Since 1986, the Big Mac Index has been comparing purchasing powers around the world using the price of the world’s most recognisable burger as its benchmark.
The index is based on the theory of purchasing-power-parity (PPP), or the notion that in the long run, exchange rates should move towards the rate that would equalise the prices of an identical basket of goods and services in any two countries.
The index, which the Economist says is never not to be taken as a precise gauge of “currency misalignment”, has now been globally accepted.
In its latest edition, the ringgit emerges as the fourth most undervalued of 55 currencies tracked, each measured by GDP per capita and after taking into account differences in the standard of living.
“A Big Mac costs RM9.99 in Malaysia and US$5.81 in the US,” the survey report said.
“The implied exchange rate is 1.72. The difference between this and the actual exchange rate, 4.19, suggests the ringgit is 58.9% undervalued,” it added in reference to the ringgit’s market value earlier this week.
What this means is that anyone who earns in ringgit will be able to buy fewer things in the US or any other country because the currency is undervalued.
But the ringgit is not alone.
Among the world’s other most undervalued currencies on the Big Mac index are the Turkish lira, undervalued by 67.9%, the Indonesian rupiah (undervalued by 59.3%) and the Russian ruble (undervalued by 70%).
Meanwhile, the index finds the Swiss franc and the Norwegian krone as the world’s most overvalued currencies.
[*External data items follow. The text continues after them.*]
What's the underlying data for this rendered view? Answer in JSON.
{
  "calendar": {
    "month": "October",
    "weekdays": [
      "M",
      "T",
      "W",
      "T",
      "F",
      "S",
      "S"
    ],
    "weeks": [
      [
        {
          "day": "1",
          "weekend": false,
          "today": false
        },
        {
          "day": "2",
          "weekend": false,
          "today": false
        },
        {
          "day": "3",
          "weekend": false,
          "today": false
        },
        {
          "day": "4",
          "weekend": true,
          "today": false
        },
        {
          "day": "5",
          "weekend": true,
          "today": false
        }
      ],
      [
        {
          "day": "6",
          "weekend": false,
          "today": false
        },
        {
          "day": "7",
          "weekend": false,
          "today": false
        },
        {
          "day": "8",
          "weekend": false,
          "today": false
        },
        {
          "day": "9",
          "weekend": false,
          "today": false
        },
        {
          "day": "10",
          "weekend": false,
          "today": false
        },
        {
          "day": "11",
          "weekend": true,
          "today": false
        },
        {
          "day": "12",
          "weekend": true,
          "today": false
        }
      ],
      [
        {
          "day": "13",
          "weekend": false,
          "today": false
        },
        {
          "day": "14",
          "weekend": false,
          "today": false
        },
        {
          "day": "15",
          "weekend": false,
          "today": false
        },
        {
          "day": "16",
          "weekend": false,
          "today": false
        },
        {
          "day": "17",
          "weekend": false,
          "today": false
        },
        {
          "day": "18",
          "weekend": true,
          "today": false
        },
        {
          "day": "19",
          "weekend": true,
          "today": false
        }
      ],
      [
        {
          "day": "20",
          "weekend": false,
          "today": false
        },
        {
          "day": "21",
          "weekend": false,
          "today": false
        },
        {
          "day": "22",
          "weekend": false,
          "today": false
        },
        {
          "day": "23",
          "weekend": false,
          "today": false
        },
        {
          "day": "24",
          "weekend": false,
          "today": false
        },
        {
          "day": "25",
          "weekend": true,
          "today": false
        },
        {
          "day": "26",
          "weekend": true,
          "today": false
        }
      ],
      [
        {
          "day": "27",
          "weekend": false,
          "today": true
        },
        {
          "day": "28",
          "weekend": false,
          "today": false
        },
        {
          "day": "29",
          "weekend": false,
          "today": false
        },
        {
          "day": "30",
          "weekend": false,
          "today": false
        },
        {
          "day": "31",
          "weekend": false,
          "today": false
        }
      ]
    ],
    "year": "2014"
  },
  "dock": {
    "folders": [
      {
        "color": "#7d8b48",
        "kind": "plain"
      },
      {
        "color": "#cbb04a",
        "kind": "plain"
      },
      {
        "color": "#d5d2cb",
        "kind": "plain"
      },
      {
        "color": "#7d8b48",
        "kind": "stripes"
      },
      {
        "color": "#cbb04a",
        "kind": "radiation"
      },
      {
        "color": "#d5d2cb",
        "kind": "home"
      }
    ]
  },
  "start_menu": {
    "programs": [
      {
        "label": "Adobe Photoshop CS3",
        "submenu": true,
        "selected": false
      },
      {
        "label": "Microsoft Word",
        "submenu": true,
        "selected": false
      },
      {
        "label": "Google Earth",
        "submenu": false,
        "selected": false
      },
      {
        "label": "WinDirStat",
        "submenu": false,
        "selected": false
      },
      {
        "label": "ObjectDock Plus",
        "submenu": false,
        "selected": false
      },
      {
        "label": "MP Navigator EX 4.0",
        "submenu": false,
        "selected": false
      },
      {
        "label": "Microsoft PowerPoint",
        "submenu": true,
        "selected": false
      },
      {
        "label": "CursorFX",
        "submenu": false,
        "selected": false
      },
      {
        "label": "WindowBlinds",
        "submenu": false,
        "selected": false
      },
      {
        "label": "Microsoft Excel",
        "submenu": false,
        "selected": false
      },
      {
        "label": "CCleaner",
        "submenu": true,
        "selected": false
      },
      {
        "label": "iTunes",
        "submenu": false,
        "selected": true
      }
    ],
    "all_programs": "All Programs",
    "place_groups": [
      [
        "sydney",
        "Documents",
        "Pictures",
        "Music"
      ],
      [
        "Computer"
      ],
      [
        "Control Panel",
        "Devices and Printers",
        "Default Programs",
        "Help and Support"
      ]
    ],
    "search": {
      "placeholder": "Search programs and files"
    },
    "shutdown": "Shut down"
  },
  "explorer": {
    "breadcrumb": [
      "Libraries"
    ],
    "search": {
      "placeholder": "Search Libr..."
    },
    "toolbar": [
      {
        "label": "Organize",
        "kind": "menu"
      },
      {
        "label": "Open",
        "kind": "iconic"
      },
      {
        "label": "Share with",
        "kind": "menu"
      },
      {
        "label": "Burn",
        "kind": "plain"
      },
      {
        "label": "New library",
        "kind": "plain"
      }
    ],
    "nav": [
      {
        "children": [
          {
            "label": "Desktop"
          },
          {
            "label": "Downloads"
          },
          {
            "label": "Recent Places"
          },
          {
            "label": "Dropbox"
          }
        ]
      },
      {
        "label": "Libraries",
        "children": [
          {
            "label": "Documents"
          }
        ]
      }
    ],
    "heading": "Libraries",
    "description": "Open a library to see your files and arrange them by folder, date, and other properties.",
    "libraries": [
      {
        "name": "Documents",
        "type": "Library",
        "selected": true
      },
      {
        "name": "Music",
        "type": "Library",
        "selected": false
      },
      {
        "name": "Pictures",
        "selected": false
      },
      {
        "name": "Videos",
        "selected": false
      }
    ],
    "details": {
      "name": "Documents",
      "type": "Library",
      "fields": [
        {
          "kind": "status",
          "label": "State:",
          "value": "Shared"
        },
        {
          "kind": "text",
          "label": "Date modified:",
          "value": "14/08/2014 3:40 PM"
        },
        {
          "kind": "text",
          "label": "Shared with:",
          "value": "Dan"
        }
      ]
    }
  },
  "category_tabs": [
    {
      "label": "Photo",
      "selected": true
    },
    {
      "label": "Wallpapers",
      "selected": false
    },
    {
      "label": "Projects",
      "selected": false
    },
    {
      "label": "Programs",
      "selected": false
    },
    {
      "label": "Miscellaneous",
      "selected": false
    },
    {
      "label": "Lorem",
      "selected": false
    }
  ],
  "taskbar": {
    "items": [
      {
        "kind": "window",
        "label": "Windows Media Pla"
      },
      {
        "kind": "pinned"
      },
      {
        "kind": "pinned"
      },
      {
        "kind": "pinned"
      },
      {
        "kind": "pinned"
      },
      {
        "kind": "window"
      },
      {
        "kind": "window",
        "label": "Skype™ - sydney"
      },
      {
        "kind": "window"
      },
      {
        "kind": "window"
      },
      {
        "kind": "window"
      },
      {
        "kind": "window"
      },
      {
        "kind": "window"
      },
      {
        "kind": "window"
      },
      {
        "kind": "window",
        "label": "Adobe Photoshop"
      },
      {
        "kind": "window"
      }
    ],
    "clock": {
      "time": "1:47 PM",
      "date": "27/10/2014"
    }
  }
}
The raw index does not tell the full story of currency valuation.
Due to PPP, the cost to produce a Big Mac is cheaper in poorer countries.
To address this, The Economist said it has factored in another important indicator – GDP-adjusted index – to reach a more accurate conclusion.
At market exchange rates, a Big Mac costs US$2.39 in Malaysia, 58.9% less than in the US (US$5.81).
But based on differences in GDP per person, a Big Mac should cost 37.2% less.
This suggests that the ringgit is 34.6% undervalued.
“It is worth pointing out that it is common for poor countries to seem cheap relative to rich ones in any simple comparison of prices,” The Economist said, noting that in most countries, “the price of a burger is about what you would expect given the country’s GDP per person”.
On the adjusted index too, Malaysia’s currency remains heavily undervalued at sixth place, but less so than when dealing with straight conversion data.
Using this measure, the Russian ruble is the most undervalued currency relative to the US dollar, by as much as 52.1%.
This is below the Romanian leu at 36%, the Hong Kong dollar at 45% and the Taiwanese dollar at 38.5%.
Adjusted for GDP per capita, Uruguay has the most overvalued currency at 39.8%.